Os dois riram, mas a risada foi interrompida pela voz grave do padre, que, com uma oração cansada, disse umas palavras sobre a alma de Seu Amâncio. Enquanto isso, Dona Geralda não tirava os olhos do coveiro. Afinal, ele estava ali, firme, de chapéu suado, com uma expressão de quem já havia lidado com muito mais mortos do que vivos. E, por alguma razão que ela não entendia muito bem, ele tinha algo de encantador.

Quando a cerimônia acabou e o caixão foi finalmente baixado na terra molhada, Seu Zé, com a mesma suavidade com que havia enterrado aquele, ofereceu à viúva um lenço seco.

— Para a senhora não pegar frio, Dona Geralda.

Ela olhou para ele, sentindo uma mistura de desconforto e simpatia. Aquilo tudo parecia tão inusitado! Em meio à tragédia e à lama, ela começava a ver algo nos olhos do coveiro que a fazia sorrir, e, quem sabe, sentir um pequeno calor no peito.

— Muito obrigada, Seu Zé. Parece que o senhor tem um jeito com a terra e com as pessoas, não é?

O coveiro sorriu timidamente e respondeu:

— A gente aprende com o tempo, Dona Geralda. Às vezes, o melhor é enterrar as mágoas, e não só os mortos.

Geralda não sabia se aquilo era um trocadilho ou se ele realmente estava filosofando sobre a vida e a morte.

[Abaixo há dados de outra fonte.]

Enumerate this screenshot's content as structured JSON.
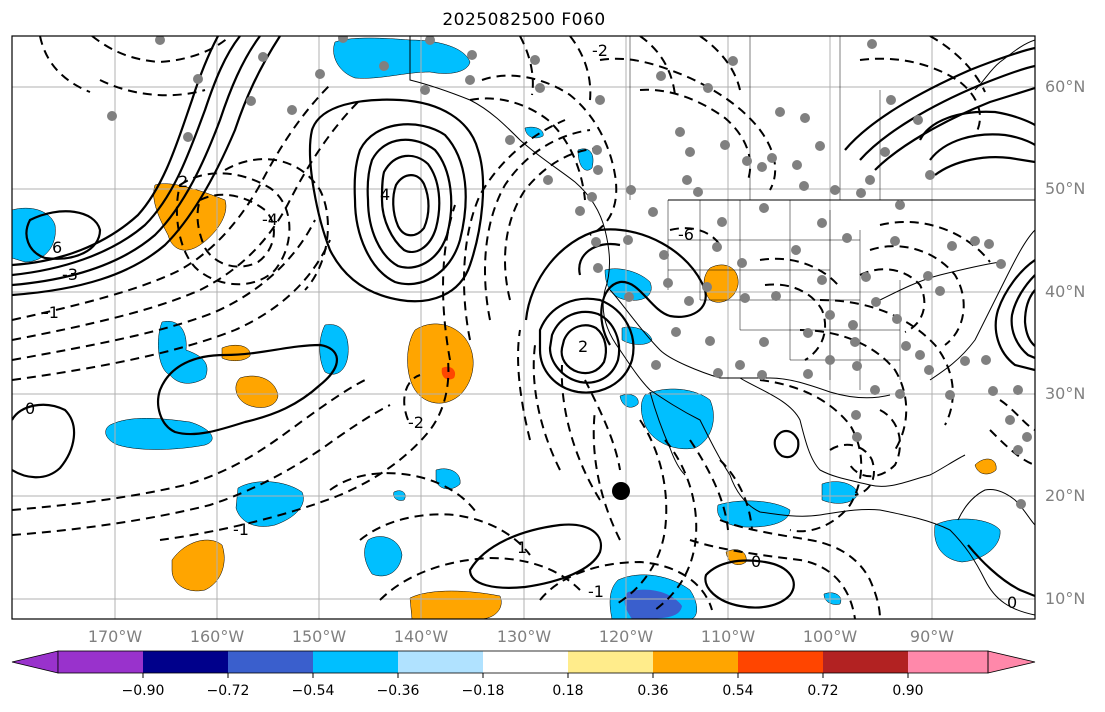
{
  "title": "2025082500 F060",
  "lat_labels": [
    "60°N",
    "50°N",
    "40°N",
    "30°N",
    "20°N",
    "10°N"
  ],
  "lon_labels": [
    "170°W",
    "160°W",
    "150°W",
    "140°W",
    "130°W",
    "120°W",
    "110°W",
    "100°W",
    "90°W"
  ],
  "colorbar": {
    "ticks": [
      "−0.90",
      "−0.72",
      "−0.54",
      "−0.36",
      "−0.18",
      "0.18",
      "0.36",
      "0.54",
      "0.72",
      "0.90"
    ],
    "colors": [
      "#9932cc",
      "#00008b",
      "#3a5fcd",
      "#00bfff",
      "#b0e2ff",
      "#ffffff",
      "#ffec8b",
      "#ffa500",
      "#ff4500",
      "#b22222",
      "#ff88aa"
    ]
  },
  "contour_labels": [
    "-2",
    "4",
    "6",
    "-3",
    "-1",
    "-4",
    "2",
    "0",
    "-2",
    "-1",
    "1",
    "-6",
    "2",
    "0",
    "-1",
    "0"
  ],
  "colors": {
    "positive_fill": "#ffa500",
    "negative_fill": "#00bfff",
    "station": "#808080",
    "grid": "#b0b0b0"
  }
}
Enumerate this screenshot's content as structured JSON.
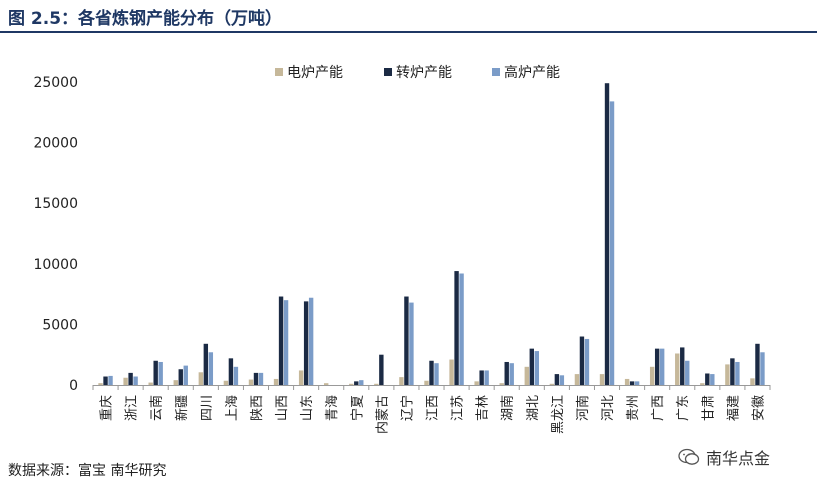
{
  "title": "图 2.5：各省炼钢产能分布（万吨）",
  "source": "数据来源：富宝  南华研究",
  "watermark": "南华点金",
  "chart_data": {
    "type": "bar",
    "ylim": [
      0,
      25000
    ],
    "yticks": [
      0,
      5000,
      10000,
      15000,
      20000,
      25000
    ],
    "legend_position": "top-center",
    "categories": [
      "重庆",
      "浙江",
      "云南",
      "新疆",
      "四川",
      "上海",
      "陕西",
      "山西",
      "山东",
      "青海",
      "宁夏",
      "内蒙古",
      "辽宁",
      "江西",
      "江苏",
      "吉林",
      "湖南",
      "湖北",
      "黑龙江",
      "河南",
      "河北",
      "贵州",
      "广西",
      "广东",
      "甘肃",
      "福建",
      "安徽"
    ],
    "series": [
      {
        "name": "电炉产能",
        "color": "#c6b89a",
        "values": [
          150,
          600,
          200,
          400,
          1050,
          350,
          450,
          500,
          1200,
          150,
          100,
          100,
          650,
          350,
          2100,
          300,
          150,
          1500,
          100,
          900,
          900,
          500,
          1500,
          2600,
          150,
          1700,
          550
        ]
      },
      {
        "name": "转炉产能",
        "color": "#1b2a44",
        "values": [
          700,
          1000,
          2000,
          1300,
          3400,
          2200,
          1000,
          7300,
          6900,
          0,
          300,
          2500,
          7300,
          2000,
          9400,
          1200,
          1900,
          3000,
          900,
          4000,
          24900,
          300,
          3000,
          3100,
          950,
          2200,
          3400
        ]
      },
      {
        "name": "高炉产能",
        "color": "#7b9cc8",
        "values": [
          750,
          700,
          1900,
          1600,
          2700,
          1500,
          1000,
          7000,
          7200,
          0,
          400,
          0,
          6800,
          1800,
          9200,
          1200,
          1800,
          2800,
          800,
          3800,
          23400,
          300,
          3000,
          2000,
          900,
          1900,
          2700
        ]
      }
    ]
  }
}
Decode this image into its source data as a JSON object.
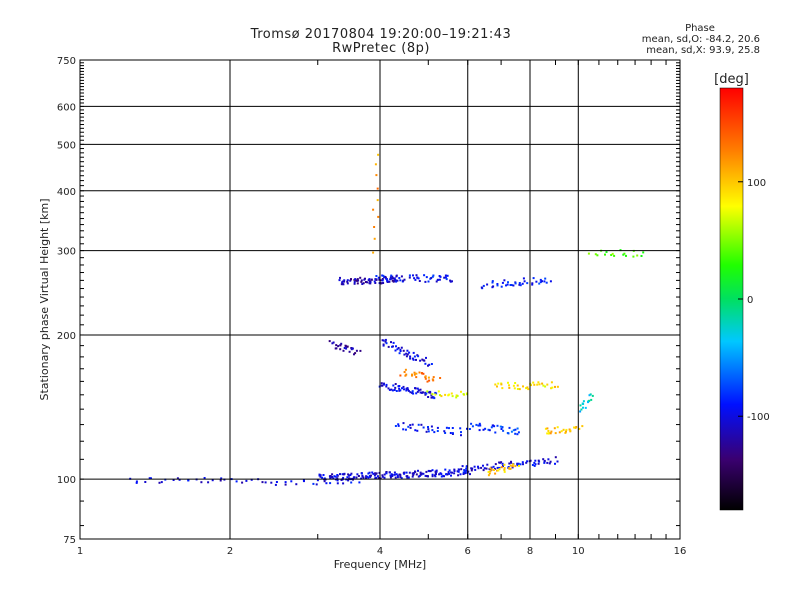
{
  "chart_data": {
    "type": "scatter",
    "title": "Tromsø 20170804 19:20:00–19:21:43",
    "subtitle": "RwPretec (8p)",
    "xlabel": "Frequency [MHz]",
    "ylabel": "Stationary phase Virtual Height [km]",
    "x_scale": "log",
    "y_scale": "log",
    "xlim": [
      1,
      16
    ],
    "ylim": [
      75,
      750
    ],
    "x_ticks": [
      1,
      2,
      4,
      6,
      8,
      10,
      16
    ],
    "x_tick_labels": [
      "1",
      "2",
      "4",
      "6",
      "8",
      "10",
      "16"
    ],
    "y_ticks": [
      75,
      100,
      200,
      300,
      400,
      500,
      600,
      750
    ],
    "y_tick_labels": [
      "75",
      "100",
      "200",
      "300",
      "400",
      "500",
      "600",
      "750"
    ],
    "grid": true,
    "phase_stats": {
      "header": "Phase",
      "line1": "mean, sd,O: -84.2, 20.6",
      "line2": "mean, sd,X:  93.9, 25.8"
    },
    "colorbar": {
      "label": "[deg]",
      "range": [
        -180,
        180
      ],
      "ticks": [
        100,
        0,
        -100
      ],
      "tick_labels": [
        "100",
        "0",
        "-100"
      ]
    },
    "clusters": [
      {
        "f": [
          1.25,
          3.6
        ],
        "h": [
          100,
          99
        ],
        "phase": -100,
        "n": 50
      },
      {
        "f": [
          3.0,
          6.0
        ],
        "h": [
          101,
          104
        ],
        "phase": -105,
        "n": 180
      },
      {
        "f": [
          5.8,
          9.0
        ],
        "h": [
          105,
          110
        ],
        "phase": -100,
        "n": 70
      },
      {
        "f": [
          6.5,
          7.5
        ],
        "h": [
          104,
          107
        ],
        "phase": 100,
        "n": 25
      },
      {
        "f": [
          3.3,
          4.3
        ],
        "h": [
          260,
          262
        ],
        "phase": -115,
        "n": 70
      },
      {
        "f": [
          3.9,
          5.6
        ],
        "h": [
          263,
          264
        ],
        "phase": -95,
        "n": 55
      },
      {
        "f": [
          6.4,
          8.7
        ],
        "h": [
          255,
          262
        ],
        "phase": -90,
        "n": 40
      },
      {
        "f": [
          3.2,
          3.6
        ],
        "h": [
          192,
          185
        ],
        "phase": -120,
        "n": 28
      },
      {
        "f": [
          4.0,
          5.0
        ],
        "h": [
          195,
          175
        ],
        "phase": -100,
        "n": 45
      },
      {
        "f": [
          4.4,
          5.2
        ],
        "h": [
          168,
          162
        ],
        "phase": 130,
        "n": 25
      },
      {
        "f": [
          4.0,
          5.2
        ],
        "h": [
          158,
          150
        ],
        "phase": -100,
        "n": 60
      },
      {
        "f": [
          5.0,
          6.0
        ],
        "h": [
          152,
          150
        ],
        "phase": 80,
        "n": 20
      },
      {
        "f": [
          6.8,
          9.0
        ],
        "h": [
          157,
          158
        ],
        "phase": 90,
        "n": 35
      },
      {
        "f": [
          4.3,
          5.8
        ],
        "h": [
          130,
          126
        ],
        "phase": -95,
        "n": 35
      },
      {
        "f": [
          6.0,
          7.6
        ],
        "h": [
          130,
          126
        ],
        "phase": -80,
        "n": 35
      },
      {
        "f": [
          8.5,
          10.0
        ],
        "h": [
          127,
          128
        ],
        "phase": 100,
        "n": 25
      },
      {
        "f": [
          10.0,
          10.6
        ],
        "h": [
          140,
          150
        ],
        "phase": -30,
        "n": 15
      },
      {
        "f": [
          10.5,
          13.5
        ],
        "h": [
          300,
          297
        ],
        "phase": 40,
        "n": 18
      },
      {
        "f": [
          3.9,
          3.9
        ],
        "h": [
          300,
          480
        ],
        "phase": 120,
        "n": 10
      }
    ]
  }
}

Mas o que ela sabia era que a chuva tinha diminuído, e a sensação de perda começava a se misturar com algo mais curioso, algo que ela não tinha sentido há muitos anos: o interesse por outro homem.

Dali em diante, Geralda e Seu Zé começaram a se encontrar com mais frequência. Ao invés de ir sozinha ao cemitério para visitar o marido, ela ia acompanhada do coveiro, e a conversa se tornava mais leve. Eles falavam sobre a vida, sobre a chuva, sobre as plantas que cresciam nas sepulturas, sobre qualquer coisa.

Com o passar dos meses, Dona Geralda se deu conta de que, durante as visitas, seu coração parecia um pouco mais leve. O coveiro, que nunca dissera muito, tinha uma sabedoria que a fazia rir, mesmo nos dias mais tristes. E, então, ela se perguntou: “Por que não dar uma chance à vida novamente?”

E foi assim que, em uma tarde de sol depois de uma tempestade, ela tomou coragem e, ao ver Seu Zé em seu habitual trabalho, disse:

— Seu Zé, acho que já entendi o que o senhor queria dizer quando disse para enterrar as mágoas... Eu estava enterrando meu passado e talvez tenha deixado uma oportunidade escapar.

Seu Zé, com aquele sorriso encantador que ele só usava quando se sentia seguro, olhou para ela e respondeu:

— Acho que a senhora tem razão, Dona Geralda. A vida, como a chuva, tem seus altos e baixos, mas sempre vem o sol depois da tempestade.

E, foi assim, debaixo de uma chuva e com o falecimento do marido, que Dona Geralda encontrou um novo motivo para sorrir. Não mais pela saudade do passado, mas pela possibilidade de um futuro bem-humorado ao lado do coveiro mais charmoso de Morondópolis.